Time passed, I started learning a bit of the language and all of a sudden, the situation started to change! People started asking me how I am really doing, asking things about me and helping me with anything I needed. Making friends in Estonia felt as a personal challenge that I accepted and finally succeeded at, as Estonians value personal space, moments of silence, and ask questions only when they really care about the other person. Friendship needs time, personal space, effort, honesty, and trust to be built and these are characteristics that you can find in your friendships with Estonians.


Friends. Photo: Unsplash 

It felt like a coconut with a thick and hard shell that I had to break in order to get to the soft and creamy core. Once their "shell" is broken, Estonians tend to become loyal friends who will accept you as family, will remember everything about you and help you whenever you are in need.

Being a “peach" - soft and juicy on the outside but with a very strong core that is very difficult to break - gives you a great opportunity to meet many people and build up enjoyable but ephemeral relationships. A great tip to break that core, is to be able to place it in fertile ground where it feels safe and secure and can blossom and grow. It is easier to reach the “peach” core, but more difficult to break it and see it giving fruit.

Coconuts and peaches

Peaches and coconuts. Photos: Unsplash

“Coconuts” are the reflection of the idiom “if you want something in life, you have to work for it” but the result will satisfy you no matter how much time and effort the whole process takes.

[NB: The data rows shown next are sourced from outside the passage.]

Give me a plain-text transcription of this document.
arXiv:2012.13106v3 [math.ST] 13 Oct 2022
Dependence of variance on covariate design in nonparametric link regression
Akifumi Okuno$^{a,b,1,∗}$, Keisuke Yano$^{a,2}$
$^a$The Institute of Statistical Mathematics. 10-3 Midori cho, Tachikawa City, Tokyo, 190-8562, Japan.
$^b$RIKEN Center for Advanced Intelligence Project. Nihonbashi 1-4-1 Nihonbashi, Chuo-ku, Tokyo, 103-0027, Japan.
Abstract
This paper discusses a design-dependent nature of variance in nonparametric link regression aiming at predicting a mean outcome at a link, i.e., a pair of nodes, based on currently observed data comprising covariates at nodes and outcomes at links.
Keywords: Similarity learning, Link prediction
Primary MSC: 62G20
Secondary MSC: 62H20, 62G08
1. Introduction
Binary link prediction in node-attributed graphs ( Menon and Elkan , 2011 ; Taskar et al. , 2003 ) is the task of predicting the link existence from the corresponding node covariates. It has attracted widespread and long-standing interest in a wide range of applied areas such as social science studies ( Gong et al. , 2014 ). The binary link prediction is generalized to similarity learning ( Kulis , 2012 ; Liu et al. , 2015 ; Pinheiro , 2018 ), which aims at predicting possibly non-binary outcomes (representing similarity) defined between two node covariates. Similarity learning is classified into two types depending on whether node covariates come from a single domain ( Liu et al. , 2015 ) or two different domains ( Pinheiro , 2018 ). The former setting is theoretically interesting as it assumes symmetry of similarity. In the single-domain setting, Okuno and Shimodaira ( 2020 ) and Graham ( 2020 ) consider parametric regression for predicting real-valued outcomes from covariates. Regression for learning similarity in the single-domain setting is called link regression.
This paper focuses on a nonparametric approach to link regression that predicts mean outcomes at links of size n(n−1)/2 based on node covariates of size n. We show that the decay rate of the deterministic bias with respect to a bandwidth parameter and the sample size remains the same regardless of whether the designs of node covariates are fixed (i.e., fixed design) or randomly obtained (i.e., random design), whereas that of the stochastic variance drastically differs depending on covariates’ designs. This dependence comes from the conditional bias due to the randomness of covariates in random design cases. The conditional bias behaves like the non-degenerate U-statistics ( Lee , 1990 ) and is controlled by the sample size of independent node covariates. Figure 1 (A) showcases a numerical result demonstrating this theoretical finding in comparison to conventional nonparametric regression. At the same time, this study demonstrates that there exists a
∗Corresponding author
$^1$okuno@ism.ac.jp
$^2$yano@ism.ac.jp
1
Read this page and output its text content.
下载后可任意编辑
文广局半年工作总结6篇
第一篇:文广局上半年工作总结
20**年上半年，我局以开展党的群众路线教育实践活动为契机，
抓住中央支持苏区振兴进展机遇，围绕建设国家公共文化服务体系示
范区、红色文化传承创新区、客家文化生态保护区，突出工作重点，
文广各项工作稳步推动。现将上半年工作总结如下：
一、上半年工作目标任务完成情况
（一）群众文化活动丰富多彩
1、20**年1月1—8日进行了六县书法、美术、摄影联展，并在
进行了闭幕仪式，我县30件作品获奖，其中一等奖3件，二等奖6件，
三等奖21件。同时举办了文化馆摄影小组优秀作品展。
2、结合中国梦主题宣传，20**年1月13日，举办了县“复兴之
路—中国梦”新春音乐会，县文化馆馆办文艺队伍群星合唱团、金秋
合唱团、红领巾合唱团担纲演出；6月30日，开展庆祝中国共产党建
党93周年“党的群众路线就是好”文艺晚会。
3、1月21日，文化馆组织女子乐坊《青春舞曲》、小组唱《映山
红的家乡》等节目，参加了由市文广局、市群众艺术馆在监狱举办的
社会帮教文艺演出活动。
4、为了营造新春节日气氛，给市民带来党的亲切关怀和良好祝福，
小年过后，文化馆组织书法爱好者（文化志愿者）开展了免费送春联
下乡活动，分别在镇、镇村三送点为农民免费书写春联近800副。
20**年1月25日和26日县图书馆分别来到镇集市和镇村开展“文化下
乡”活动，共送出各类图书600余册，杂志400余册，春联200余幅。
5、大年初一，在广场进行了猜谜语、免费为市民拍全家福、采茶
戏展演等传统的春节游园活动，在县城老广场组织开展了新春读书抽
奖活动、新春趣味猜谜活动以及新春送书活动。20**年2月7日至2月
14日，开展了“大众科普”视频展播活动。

Here are some things Estonians do that let you know you may be cracking their coconut shell:

  • inviting you to a summerhouse (especially during Jaanipäev)
  • revealing the secret spots in the forest for picking mushrooms and berries
  • asking you to go out
  • sharing personal information about their lives
  • asking you how you are doing (and actually meaning it)

Nowadays, it is very impressive to have someone ask you “How are you?” and then actually being willing to listen how you really feel. And in return, they expect the same attention from you when you pose such a question.

So, are you ready to discover the hidden power of coconuts in the cold and dark Estonia and make real friends for life? Your friendship will start when you hear “Kuidas läheb?” which in Estonian language means “How are you?”.